Note that $ABC$ is the orthic triangle of $A_{0}B_{0}C_{0}$, so it lies on the nine-point circle, and since $A_{1}B_{1}C_{1}$ is a homothety of $A_{0}B_{0}C_{0}$ about the incenter $I$, we further have that the ratio must be one half (as the nine-point circle has half the radius of the circumcircle). It is then clear that $[IA_{1}BC_{1}] = \frac{1}{2}\cdot [A_{0}IC_{0}]$. Adding these analogous equations yields the first equality. For the second part, it suffices to show that $2[ABC] \le [BA_{1}CB_{1}AC_{1}]$. Indeed, if we let $P, Q, R$ be points on the circumcircle with $AP \perp BC$, etc., then $[BA_{1}CB_{1}AC_{1}] \ge [ARBPCQ] = 2 [ABC]$. If for example angle A is obtuse, then we already have $[ABA_{1}C] \ge 2[ABC]$.

This is actually length bashable.

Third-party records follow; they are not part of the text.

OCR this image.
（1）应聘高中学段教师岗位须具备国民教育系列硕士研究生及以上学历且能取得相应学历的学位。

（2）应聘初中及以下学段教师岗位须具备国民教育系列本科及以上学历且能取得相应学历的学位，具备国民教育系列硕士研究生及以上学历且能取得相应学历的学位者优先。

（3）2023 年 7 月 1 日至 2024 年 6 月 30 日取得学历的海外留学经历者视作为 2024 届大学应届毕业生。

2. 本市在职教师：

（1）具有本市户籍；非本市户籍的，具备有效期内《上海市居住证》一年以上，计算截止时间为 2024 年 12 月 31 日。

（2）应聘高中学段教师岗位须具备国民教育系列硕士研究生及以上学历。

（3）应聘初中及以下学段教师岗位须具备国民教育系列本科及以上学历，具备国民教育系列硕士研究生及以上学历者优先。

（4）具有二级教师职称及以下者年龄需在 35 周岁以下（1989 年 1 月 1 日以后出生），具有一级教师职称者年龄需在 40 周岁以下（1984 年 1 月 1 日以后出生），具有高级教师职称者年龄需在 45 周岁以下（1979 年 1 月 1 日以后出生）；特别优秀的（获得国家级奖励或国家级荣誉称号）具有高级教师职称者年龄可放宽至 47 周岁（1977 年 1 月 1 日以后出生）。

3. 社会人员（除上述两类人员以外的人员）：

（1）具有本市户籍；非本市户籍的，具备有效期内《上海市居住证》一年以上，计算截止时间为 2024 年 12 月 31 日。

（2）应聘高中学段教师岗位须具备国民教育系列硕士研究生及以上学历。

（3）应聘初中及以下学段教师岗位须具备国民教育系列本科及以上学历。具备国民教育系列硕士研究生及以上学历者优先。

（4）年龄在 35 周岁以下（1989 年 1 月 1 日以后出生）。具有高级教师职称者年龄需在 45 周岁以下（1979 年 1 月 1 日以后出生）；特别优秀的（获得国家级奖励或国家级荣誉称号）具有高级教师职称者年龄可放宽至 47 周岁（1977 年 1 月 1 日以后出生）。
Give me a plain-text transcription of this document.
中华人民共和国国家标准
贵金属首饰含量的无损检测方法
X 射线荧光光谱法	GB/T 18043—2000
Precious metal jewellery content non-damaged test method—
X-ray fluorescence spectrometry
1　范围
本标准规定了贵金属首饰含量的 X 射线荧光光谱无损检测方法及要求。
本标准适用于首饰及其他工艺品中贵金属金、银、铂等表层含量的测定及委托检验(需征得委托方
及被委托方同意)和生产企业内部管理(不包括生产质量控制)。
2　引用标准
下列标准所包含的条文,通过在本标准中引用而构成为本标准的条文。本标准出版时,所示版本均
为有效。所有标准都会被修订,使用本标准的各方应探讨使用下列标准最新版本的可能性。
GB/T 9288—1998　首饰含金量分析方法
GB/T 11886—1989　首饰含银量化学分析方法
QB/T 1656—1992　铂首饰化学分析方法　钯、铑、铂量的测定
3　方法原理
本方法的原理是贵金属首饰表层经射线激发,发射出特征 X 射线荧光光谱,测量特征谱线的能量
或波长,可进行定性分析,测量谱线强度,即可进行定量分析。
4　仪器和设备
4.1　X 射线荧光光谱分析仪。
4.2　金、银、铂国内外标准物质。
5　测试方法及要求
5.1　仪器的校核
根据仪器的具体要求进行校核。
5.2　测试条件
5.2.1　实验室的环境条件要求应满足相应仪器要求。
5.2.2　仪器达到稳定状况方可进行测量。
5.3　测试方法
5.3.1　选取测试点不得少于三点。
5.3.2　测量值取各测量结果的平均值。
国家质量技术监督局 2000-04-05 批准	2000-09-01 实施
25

Use the $\frac{1}{2} ab\sin C$ formula to find the areas of triangles ABC1 and the linik, and then just bash bash bash untnil you get something like $\sum_{cyc} 2abc^2-a^2c^2-b^2c^2+c^4 \ge (a+b+c)(a+b-c)(a+c-b)(b+c-a)$, which is easily provable by Schur's then AM-GM. (hahaha Muirhead fails...)